I read a lot of topics about cross validation, GridSearchCV, but I noticed a difference about how using train and test set. Generally, given a certain database, It s split in train and test. Example 100 samples, 70 train and 30 test. Ok, now we define a model like DecisonTree. We train our model on the training set and test its performance on the test set. But, normally a k fold cross validation is applied in order let s to see all the data in the data-set. So in this case, we can use something as
cross_val_score(my model, X, y, cv=5)
This is what normally is done, with a score based on the mean of the 5-fold test-set. But as we know the DecisionTree or what ever model y like, it has some hyper parameters. The smart approach seems to be GridSearchCV to find these hyper parameters. Now, as many guide indicate, we need to divide the database in train and test set.
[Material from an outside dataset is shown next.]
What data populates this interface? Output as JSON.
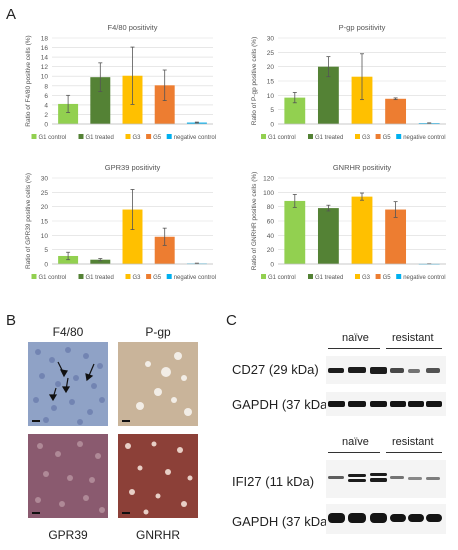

Using the GridSearchCV only on the training set, and then try the model with the best parameters found on the test set. But in that case we are only using to evaluate the performance of the model only a portion of database (test set) because cross validation is not used. So, my question is how we can incorporate GridSearchCV and cross validation together? Someone suggests of using in GridSearchCV on all the database, and then cross_val_score again on all the database. At the end, I want to understand how using k fold cross validation in order to test the model on all the data of the database, and find the best hyperparameter passing through the GridSearchCV ? I hope I was clear.